Bugün iki ördek yavrusu ile geldi bizimkiler. Sevinsem mi üzülsem mi bilemiyorum. Karmaşık
bir durum. Erzak alışverişi için gidiyorsun ve eve o sevimli sarı tüy yumakları
ile geliyorsun. Sevilesi yaratıklar, buna bir itirazım yok. Hatta atalarının
ataları ile tanışıklığım 3 yaşımda başlamış. Hatıralarım amatör bir
fotoğrafçının kadrajından çıkan flu fotoğraflar gibi silik, net değil.
Oralardan anımsıyorum artı o günlerden kalan sarımsı fotoğraflar da buna canlı
bir kanıt.
Beyaz demeye bin şahit isteyen, kirli ve bir o kadar da
yaramaz, boyum kadar bir ördek ile çekilen fotoğraflar. Kütlesi benle eş
değerde oluşundan mı bilinmez pek bir hoyrat pek bir yeteneksiz tutmuşum
hayvancağızı. Eziyet edercesine resmen. Hayvan hakları savunucuları gelseydi
eminim o küçük yaşımda beni protesto bile edebilirlerdi. ( J ) Boynundan tutup bir
yerden bir yere taşımaya çalıştığım, başka bir fotoğrafta zorla bir şeyler
yedirme çabasına giriştiğim o ördekler. Ayı yavrusunu severken öldürürmüş. Ben
de o misal elimden geleni yapmışım bu konuda. Sevginin en saf hali o dönemlerde
olunca buna şaşırmak kadar saçma bir durum olamaz aslında.

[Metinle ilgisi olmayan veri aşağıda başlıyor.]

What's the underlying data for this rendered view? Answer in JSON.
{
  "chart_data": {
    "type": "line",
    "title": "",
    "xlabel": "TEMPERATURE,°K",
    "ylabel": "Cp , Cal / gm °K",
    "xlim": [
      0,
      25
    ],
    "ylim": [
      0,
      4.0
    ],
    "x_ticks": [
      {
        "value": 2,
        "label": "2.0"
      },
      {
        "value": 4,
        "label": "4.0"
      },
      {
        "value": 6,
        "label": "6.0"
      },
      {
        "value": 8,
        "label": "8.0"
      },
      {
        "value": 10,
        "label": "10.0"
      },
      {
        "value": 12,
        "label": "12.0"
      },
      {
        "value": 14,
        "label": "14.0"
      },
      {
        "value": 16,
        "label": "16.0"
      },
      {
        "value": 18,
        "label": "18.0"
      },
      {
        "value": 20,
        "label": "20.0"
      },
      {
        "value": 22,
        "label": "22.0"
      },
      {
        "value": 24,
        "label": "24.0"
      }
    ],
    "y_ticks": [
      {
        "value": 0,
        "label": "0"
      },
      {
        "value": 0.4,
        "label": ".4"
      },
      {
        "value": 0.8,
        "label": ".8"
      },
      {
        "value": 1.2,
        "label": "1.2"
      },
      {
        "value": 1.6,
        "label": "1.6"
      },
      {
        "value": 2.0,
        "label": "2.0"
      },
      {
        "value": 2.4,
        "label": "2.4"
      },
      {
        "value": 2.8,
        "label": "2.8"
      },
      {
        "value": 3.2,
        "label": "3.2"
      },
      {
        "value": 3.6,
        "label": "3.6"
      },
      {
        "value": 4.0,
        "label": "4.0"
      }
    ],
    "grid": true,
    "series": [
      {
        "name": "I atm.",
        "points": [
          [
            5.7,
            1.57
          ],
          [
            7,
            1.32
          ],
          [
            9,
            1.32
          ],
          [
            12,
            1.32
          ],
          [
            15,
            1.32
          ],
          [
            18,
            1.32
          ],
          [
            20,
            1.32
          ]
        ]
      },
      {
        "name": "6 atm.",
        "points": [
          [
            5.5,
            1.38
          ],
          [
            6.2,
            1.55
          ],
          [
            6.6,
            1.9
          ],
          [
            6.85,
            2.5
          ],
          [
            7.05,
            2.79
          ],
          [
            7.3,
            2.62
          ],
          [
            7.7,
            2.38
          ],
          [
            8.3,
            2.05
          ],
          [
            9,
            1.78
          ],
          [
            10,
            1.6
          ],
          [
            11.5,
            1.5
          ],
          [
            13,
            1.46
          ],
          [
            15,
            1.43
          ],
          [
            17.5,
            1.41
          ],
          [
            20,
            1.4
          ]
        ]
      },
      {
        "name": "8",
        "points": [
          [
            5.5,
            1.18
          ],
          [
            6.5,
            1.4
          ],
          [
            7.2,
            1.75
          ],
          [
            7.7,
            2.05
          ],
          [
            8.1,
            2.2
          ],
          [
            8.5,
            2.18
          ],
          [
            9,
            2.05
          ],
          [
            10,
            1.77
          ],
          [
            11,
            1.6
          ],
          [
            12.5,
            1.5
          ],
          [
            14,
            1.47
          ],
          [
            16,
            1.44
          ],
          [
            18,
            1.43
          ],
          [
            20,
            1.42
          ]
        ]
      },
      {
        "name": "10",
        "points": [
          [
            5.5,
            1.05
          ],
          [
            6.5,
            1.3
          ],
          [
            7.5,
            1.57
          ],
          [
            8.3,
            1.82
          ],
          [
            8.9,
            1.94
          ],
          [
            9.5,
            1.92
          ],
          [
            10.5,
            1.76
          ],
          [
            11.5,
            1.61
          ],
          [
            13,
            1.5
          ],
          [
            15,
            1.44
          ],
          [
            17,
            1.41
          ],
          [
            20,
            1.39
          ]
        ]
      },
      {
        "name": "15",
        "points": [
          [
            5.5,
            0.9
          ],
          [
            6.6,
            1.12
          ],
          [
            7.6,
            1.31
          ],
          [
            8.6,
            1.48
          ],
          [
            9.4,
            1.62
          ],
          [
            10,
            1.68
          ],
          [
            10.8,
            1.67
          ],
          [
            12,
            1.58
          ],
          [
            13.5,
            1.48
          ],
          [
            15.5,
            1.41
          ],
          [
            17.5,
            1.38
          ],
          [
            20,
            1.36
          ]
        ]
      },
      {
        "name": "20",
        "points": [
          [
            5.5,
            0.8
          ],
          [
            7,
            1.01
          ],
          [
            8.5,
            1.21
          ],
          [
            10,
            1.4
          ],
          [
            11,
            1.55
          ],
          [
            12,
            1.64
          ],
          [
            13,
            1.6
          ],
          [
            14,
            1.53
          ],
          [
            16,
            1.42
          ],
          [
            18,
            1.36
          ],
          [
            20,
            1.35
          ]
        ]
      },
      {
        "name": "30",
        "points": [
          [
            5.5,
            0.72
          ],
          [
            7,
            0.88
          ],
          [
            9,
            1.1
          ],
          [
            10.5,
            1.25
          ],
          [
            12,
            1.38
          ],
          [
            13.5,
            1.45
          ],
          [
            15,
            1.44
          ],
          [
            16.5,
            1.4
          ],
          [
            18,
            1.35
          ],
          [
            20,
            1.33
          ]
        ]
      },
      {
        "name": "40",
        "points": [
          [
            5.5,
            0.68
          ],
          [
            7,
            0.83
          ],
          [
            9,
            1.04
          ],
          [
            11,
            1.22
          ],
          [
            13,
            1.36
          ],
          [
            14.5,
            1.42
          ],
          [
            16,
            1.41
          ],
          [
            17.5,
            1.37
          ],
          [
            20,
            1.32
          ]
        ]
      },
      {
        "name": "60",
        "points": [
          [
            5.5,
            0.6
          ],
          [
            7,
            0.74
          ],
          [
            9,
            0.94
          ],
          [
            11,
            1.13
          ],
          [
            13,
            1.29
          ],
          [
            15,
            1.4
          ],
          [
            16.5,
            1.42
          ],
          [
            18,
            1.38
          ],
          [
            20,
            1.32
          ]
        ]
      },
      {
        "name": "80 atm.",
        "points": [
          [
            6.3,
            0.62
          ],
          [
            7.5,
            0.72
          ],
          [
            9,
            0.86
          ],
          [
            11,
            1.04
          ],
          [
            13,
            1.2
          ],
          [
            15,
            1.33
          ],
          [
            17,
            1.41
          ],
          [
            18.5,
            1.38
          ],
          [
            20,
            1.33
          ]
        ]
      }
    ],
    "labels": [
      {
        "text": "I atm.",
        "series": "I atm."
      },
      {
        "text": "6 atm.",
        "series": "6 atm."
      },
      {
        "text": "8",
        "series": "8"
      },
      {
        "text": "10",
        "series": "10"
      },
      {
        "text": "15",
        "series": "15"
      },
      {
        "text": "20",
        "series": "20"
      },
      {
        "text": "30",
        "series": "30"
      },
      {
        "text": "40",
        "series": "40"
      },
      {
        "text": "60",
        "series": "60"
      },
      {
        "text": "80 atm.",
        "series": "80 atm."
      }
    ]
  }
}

Günümüz koşullarının getirdiği betonarme yapılar nedeniyle
hayvanların doğal yaşam alanları git
gide yok oluyor. Bazı hayvanlar ya ölüyor ya da zor şartlar altında yaşam
savaşı veriyorlar. Bunun tek suçlusu bizleriz. Aç gözlü oluşumuz, azla
yetinmeyip doğayı harap etmemiz ile o küçük canlıların yaşama haklarının
olduğunu unutmamız … Konuşamıyor olmaları acı hissettirmeyen bir zırh ile kaplı
olduklarını göstermez. En az bizim kadar kanlı canlılar ve yaşamak onların da
hakkı.
Başka bir konu da evcil hayvan satan dükkanların var olması.
Küçük kafeslere, fanuslara tıkıştırılan hayvanlar… Neredeyse her gün böyle bir
dükkanın önünden geçiyorum ve minik suratlarındaki o ifadeye takılıp kalıyorum.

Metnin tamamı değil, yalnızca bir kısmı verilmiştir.